After Trump’s loss in
2020, the party radicalized further, refusing to forthrightly condemn Trump’s
election denialism or even a violent insurrection against Congress designed to
prevent a lawful transition of power. It also repudiated those leaders within
the party, like Representative Liz Cheney of Wyoming and Senator Mitt Romney of
Utah. They were willing to stand up for democratic institutions and deviate
from the party’s increasingly anti-democratic path. This trend has continued in
the midterms, in which the party fielded nearly 300 election deniers in races
in 48 out of 50 states. And while some of the more extreme candidates
lost—including Pennsylvania gubernatorial candidate Doug Mastriano, who
participated in the pro-Trump rally at the Capitol on January 6—radical,
conspiracy-minded figures like Marjorie Taylor Greene and Matt Gaetz are now firmly ensconced in the party.
Curb Your Extremism
Over the past few
years, many observers have become increasingly pessimistic about democracy’s
future. Citing the spread of authoritarianism in many parts of the world, they
have come to view contemporary developments through an undifferentiated
dystopian lens. But there has been no return to fascism, and there is no
immediate threat to democracy in Western Europe. Instead, Europe’s right-wing
populists have been forced to temper their radicalism significantly. That this
moderating process has occurred even in Italy—a country that has never fully confronted its fascist
past and that has been plagued by political instability and economic stagnation
for decades—reflects the strength of democracy in such a place and also that
healthy democracy, in general, can resist destructive forces.
By failing to
understand this process, scholars and commentators risk only reinforcing the
movements they are concerned about. For one thing, alarmist discussion of the
populist far-right may foster fear and polarization. Calling a party “fascist”

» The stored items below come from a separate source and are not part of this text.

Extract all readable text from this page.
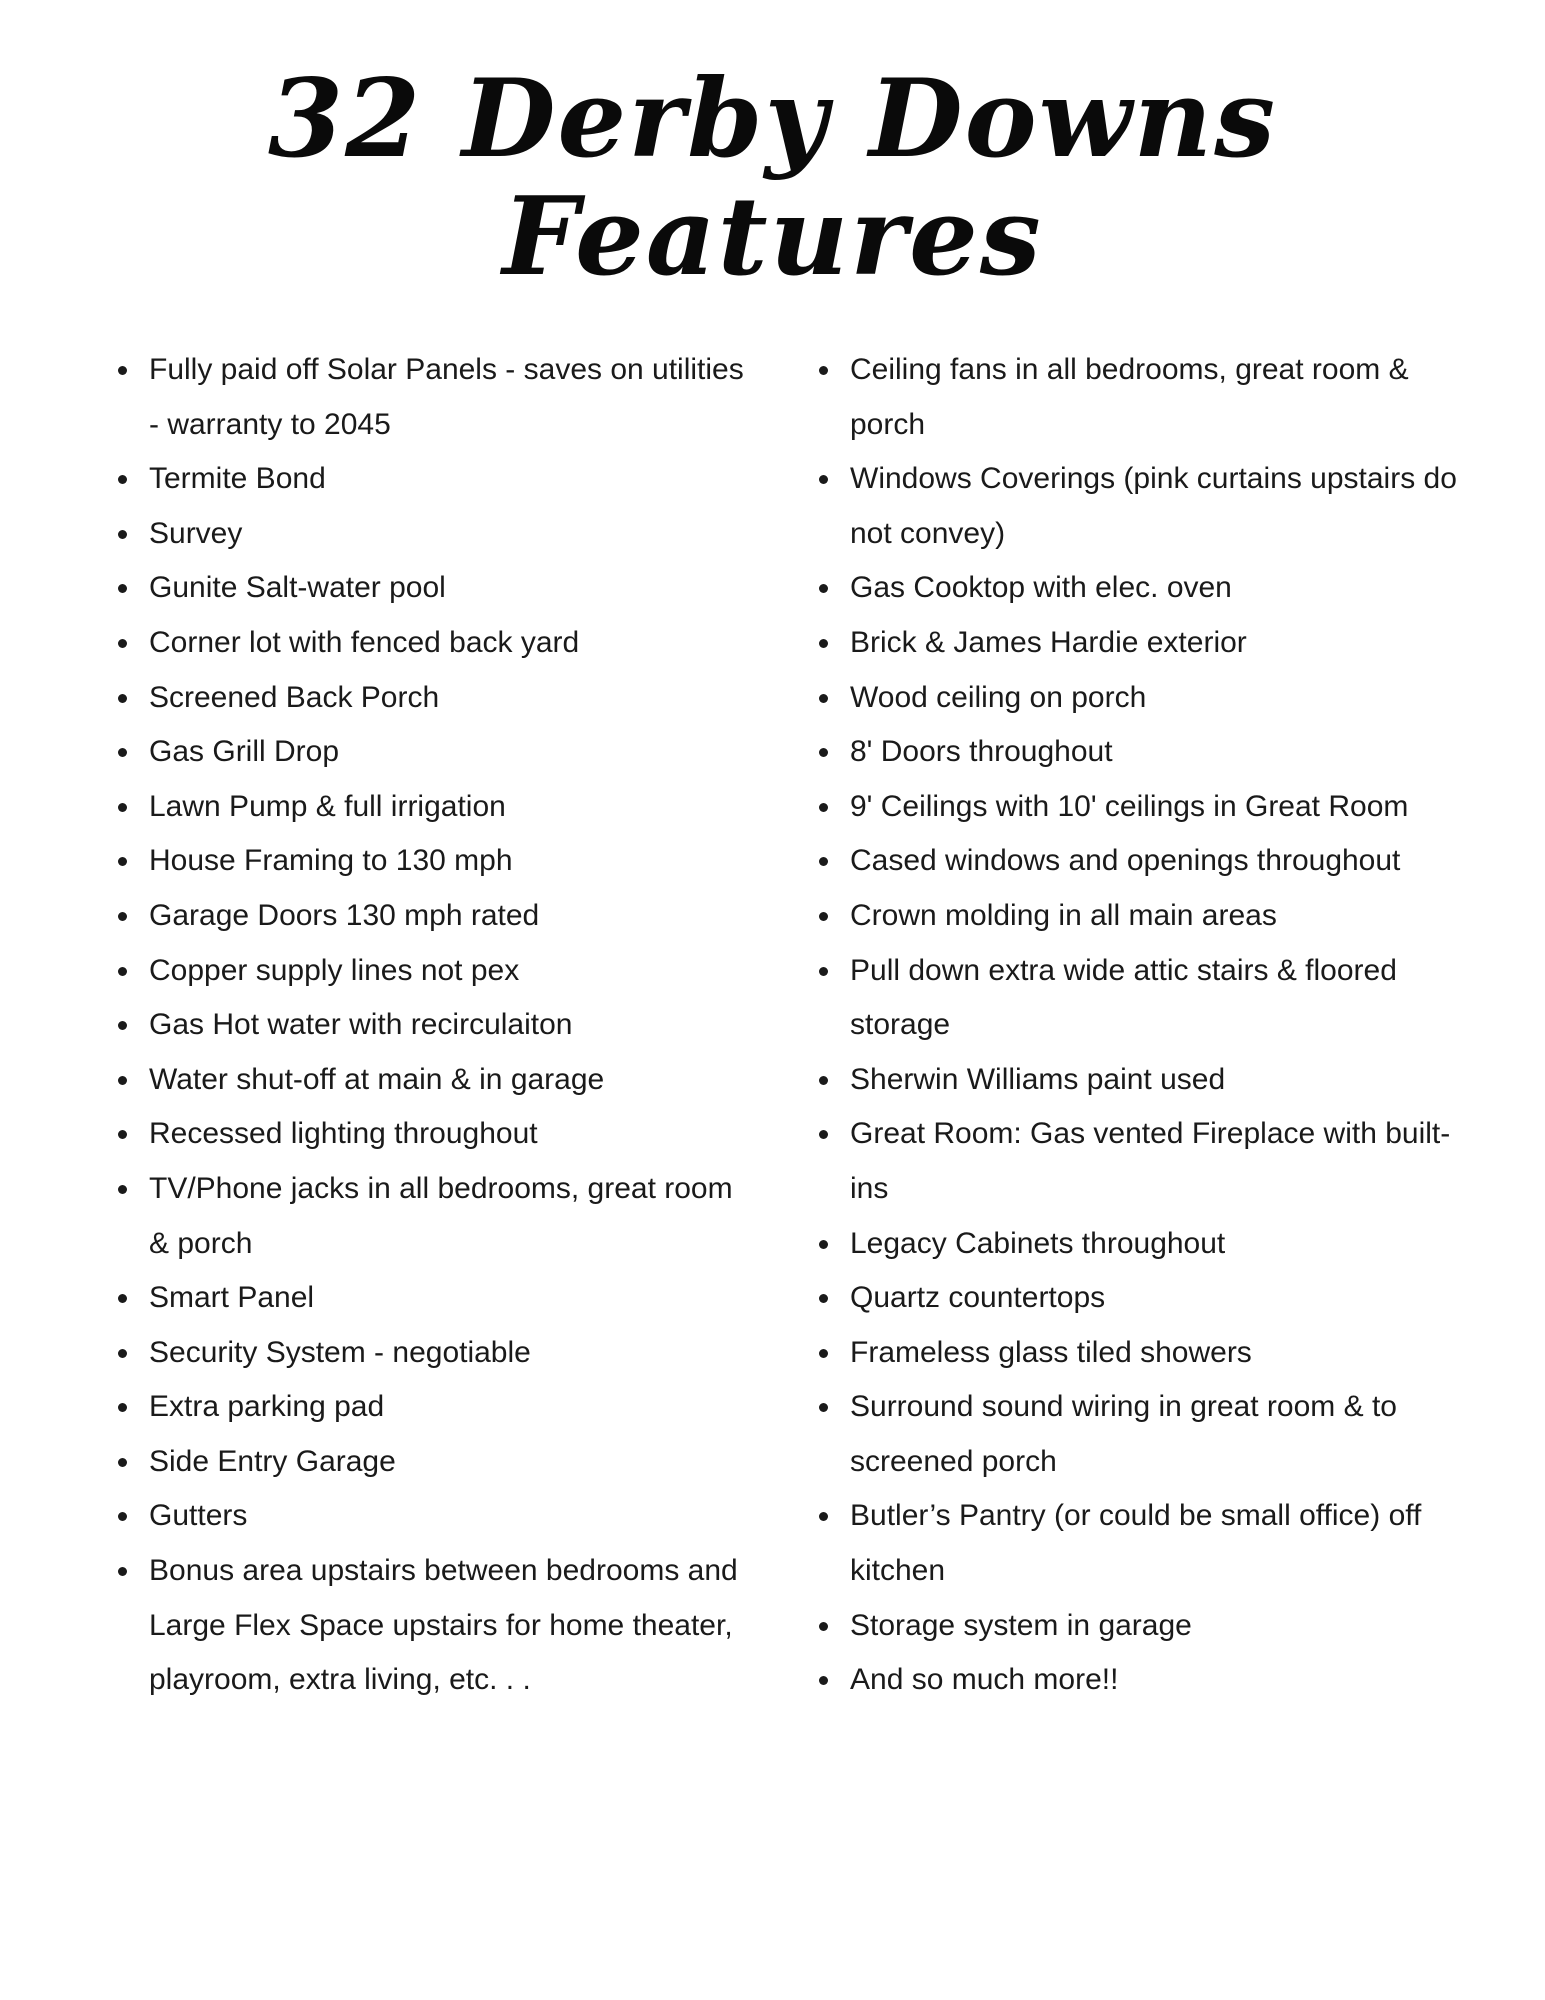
32 Derby Downs
Features
Fully paid off Solar Panels - saves on utilities - warranty to 2045
Termite Bond
Survey
Gunite Salt-water pool
Corner lot with fenced back yard
Screened Back Porch
Gas Grill Drop
Lawn Pump & full irrigation
House Framing to 130 mph
Garage Doors 130 mph rated
Copper supply lines not pex
Gas Hot water with recirculaiton
Water shut-off at main & in garage
Recessed lighting throughout
TV/Phone jacks in all bedrooms, great room & porch
Smart Panel
Security System - negotiable
Extra parking pad
Side Entry Garage
Gutters
Bonus area upstairs between bedrooms and Large Flex Space upstairs for home theater, playroom, extra living, etc. . .
Ceiling fans in all bedrooms, great room & porch
Windows Coverings (pink curtains upstairs do not convey)
Gas Cooktop with elec. oven
Brick & James Hardie exterior
Wood ceiling on porch
8' Doors throughout
9' Ceilings with 10' ceilings in Great Room
Cased windows and openings throughout
Crown molding in all main areas
Pull down extra wide attic stairs & floored storage
Sherwin Williams paint used
Great Room: Gas vented Fireplace with built-ins
Legacy Cabinets throughout
Quartz countertops
Frameless glass tiled showers
Surround sound wiring in great room & to screened porch
Butler’s Pantry (or could be small office) off kitchen
Storage system in garage
And so much more!!
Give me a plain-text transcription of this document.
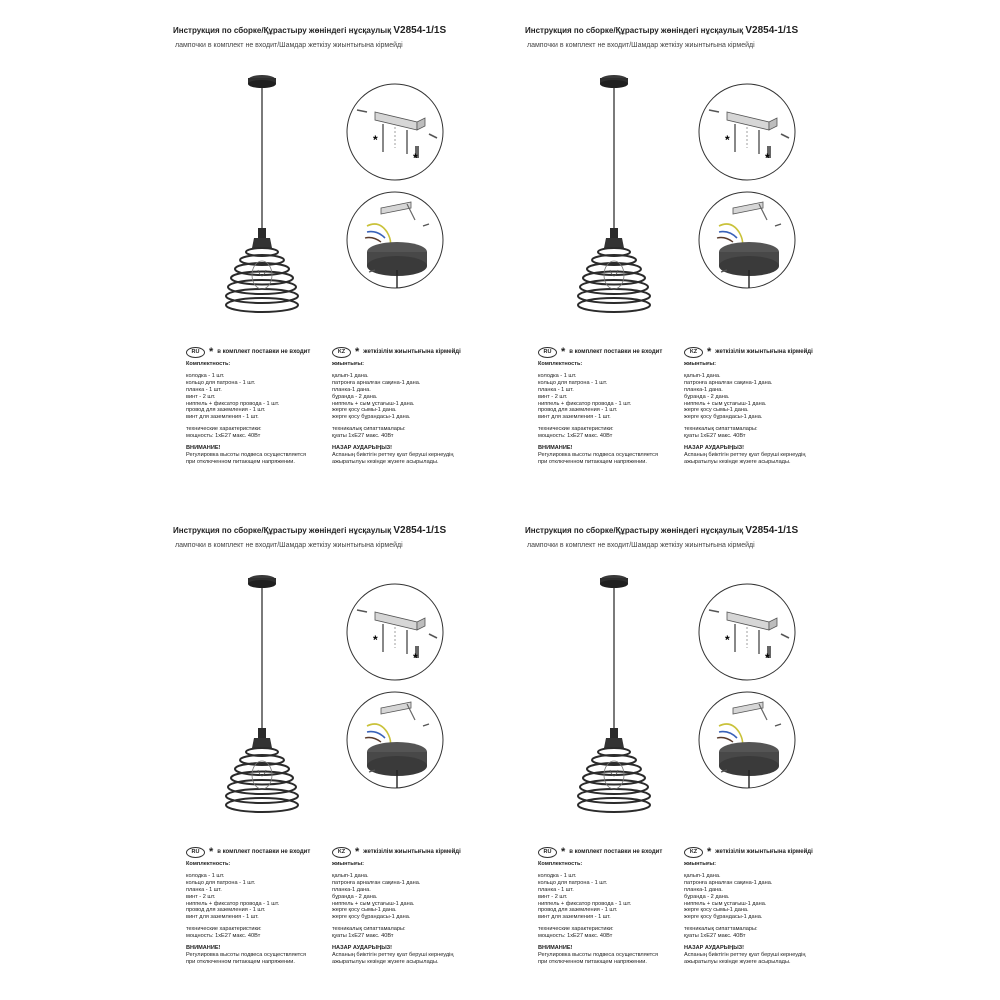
Инструкция по сборке/Құрастыру жөніндегі нұсқаулық V2854-1/1S
лампочки в комплект не входит/Шамдар жеткізу жиынтығына кірмейді
*
*
RU * в комплект поставки не входит
Комплектность:
колодка - 1 шт.
кольцо для патрона - 1 шт.
планка - 1 шт.
винт - 2 шт.
ниппель + фиксатор провода - 1 шт.
провод для заземления - 1 шт.
винт для заземления - 1 шт.
технические характеристики:
мощность: 1хE27 макс. 40Вт
ВНИМАНИЕ!
Регулировка высоты подвеса осуществляется
при отключенном питающем напряжении.
KZ * жеткізілім жиынтығына кірмейді
жиынтығы:
қалып-1 дана.
патронға арналған сақина-1 дана.
планка-1 дана.
бұранда - 2 дана.
ниппель + сым ұстағыш-1 дана.
жерге қосу сымы-1 дана.
жерге қосу бұрандасы-1 дана.
техникалық сипаттамалары:
қуаты 1хE27 макс. 40Вт
НАЗАР АУДАРЫҢЫЗ!
Аспаның биіктігін реттеу қуат беруші кернеудің
ажыратылуы кезінде жүзеге асырылады.
Инструкция по сборке/Құрастыру жөніндегі нұсқаулық V2854-1/1S
лампочки в комплект не входит/Шамдар жеткізу жиынтығына кірмейді
*
*
RU * в комплект поставки не входит
Комплектность:
колодка - 1 шт.
кольцо для патрона - 1 шт.
планка - 1 шт.
винт - 2 шт.
ниппель + фиксатор провода - 1 шт.
провод для заземления - 1 шт.
винт для заземления - 1 шт.
технические характеристики:
мощность: 1хE27 макс. 40Вт
ВНИМАНИЕ!
Регулировка высоты подвеса осуществляется
при отключенном питающем напряжении.
KZ * жеткізілім жиынтығына кірмейді
жиынтығы:
қалып-1 дана.
патронға арналған сақина-1 дана.
планка-1 дана.
бұранда - 2 дана.
ниппель + сым ұстағыш-1 дана.
жерге қосу сымы-1 дана.
жерге қосу бұрандасы-1 дана.
техникалық сипаттамалары:
қуаты 1хE27 макс. 40Вт
НАЗАР АУДАРЫҢЫЗ!
Аспаның биіктігін реттеу қуат беруші кернеудің
ажыратылуы кезінде жүзеге асырылады.
Инструкция по сборке/Құрастыру жөніндегі нұсқаулық V2854-1/1S
лампочки в комплект не входит/Шамдар жеткізу жиынтығына кірмейді
*
*
RU * в комплект поставки не входит
Комплектность:
колодка - 1 шт.
кольцо для патрона - 1 шт.
планка - 1 шт.
винт - 2 шт.
ниппель + фиксатор провода - 1 шт.
провод для заземления - 1 шт.
винт для заземления - 1 шт.
технические характеристики:
мощность: 1хE27 макс. 40Вт
ВНИМАНИЕ!
Регулировка высоты подвеса осуществляется
при отключенном питающем напряжении.
KZ * жеткізілім жиынтығына кірмейді
жиынтығы:
қалып-1 дана.
патронға арналған сақина-1 дана.
планка-1 дана.
бұранда - 2 дана.
ниппель + сым ұстағыш-1 дана.
жерге қосу сымы-1 дана.
жерге қосу бұрандасы-1 дана.
техникалық сипаттамалары:
қуаты 1хE27 макс. 40Вт
НАЗАР АУДАРЫҢЫЗ!
Аспаның биіктігін реттеу қуат беруші кернеудің
ажыратылуы кезінде жүзеге асырылады.
Инструкция по сборке/Құрастыру жөніндегі нұсқаулық V2854-1/1S
лампочки в комплект не входит/Шамдар жеткізу жиынтығына кірмейді
*
*
RU * в комплект поставки не входит
Комплектность:
колодка - 1 шт.
кольцо для патрона - 1 шт.
планка - 1 шт.
винт - 2 шт.
ниппель + фиксатор провода - 1 шт.
провод для заземления - 1 шт.
винт для заземления - 1 шт.
технические характеристики:
мощность: 1хE27 макс. 40Вт
ВНИМАНИЕ!
Регулировка высоты подвеса осуществляется
при отключенном питающем напряжении.
KZ * жеткізілім жиынтығына кірмейді
жиынтығы:
қалып-1 дана.
патронға арналған сақина-1 дана.
планка-1 дана.
бұранда - 2 дана.
ниппель + сым ұстағыш-1 дана.
жерге қосу сымы-1 дана.
жерге қосу бұрандасы-1 дана.
техникалық сипаттамалары:
қуаты 1хE27 макс. 40Вт
НАЗАР АУДАРЫҢЫЗ!
Аспаның биіктігін реттеу қуат беруші кернеудің
ажыратылуы кезінде жүзеге асырылады.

creates panic among those who do not support the party and resentment among
those who do; it is also likely to have minimal effect on the party’s vote
share. Second, labeling a party “antidemocratic” contributes to
misunderstandings about what is going on with democracy today. Despite
pervasive pessimism, most of the West’s wealthy, long-established democracies
remain robust and flourishing. Indeed, the United States is less an example of a
general trend than an outlier as one of the only countries in this category in
which democracy is in significant peril. (Notably, Freedom House and other groups that track democratic
development, such as V-Dem, have noted a marked decline in the strength of
American democracy but have found no similar decline in Western Europe.)
It is possible, of
course, that the efforts by Le Pen, Meloni, Akesson, and other right-wing populists to bring their
parties into the mainstream are purely tactical; in their hearts, perhaps they
do harbor extremist, anti-democratic sentiments. But that was indeed the case
with many early postwar communists. Nonetheless, because communists recognized
that radical and antidemocratic positions were limiting their votes and barring
them from power, they gradually ceased advocating them. Over time this approach
became institutionalized in the parties’ appeals and policies, thus conditioning
a new generation of communist leaders and sympathizers to the rules of
democratic politics. Anyone interested in strengthening democracy today should
favor pushing right-wing populists along a similar path—but this will not be
possible if their moderation is derided rather than rewarded.
The threats to
American democracy, in particular, should not be understated, even though the
courts and other officials were able to block attempts to overthrow the results
of the 2020 presidential election. But to properly understand the nature of the
threat posed by populist far-right parties, we should spend less time trying to
peer into the hearts of their leaders and more time focused on the incentives
and constraints that these parties face. If democracy is effective and
responsive, there will be a little constituency for explicit antidemocratic or
radical appeals, and governments and other political actors will be able to
enforce the democratic rules of the game. In such contexts, radicals have only
two choices: marginalization or moderation.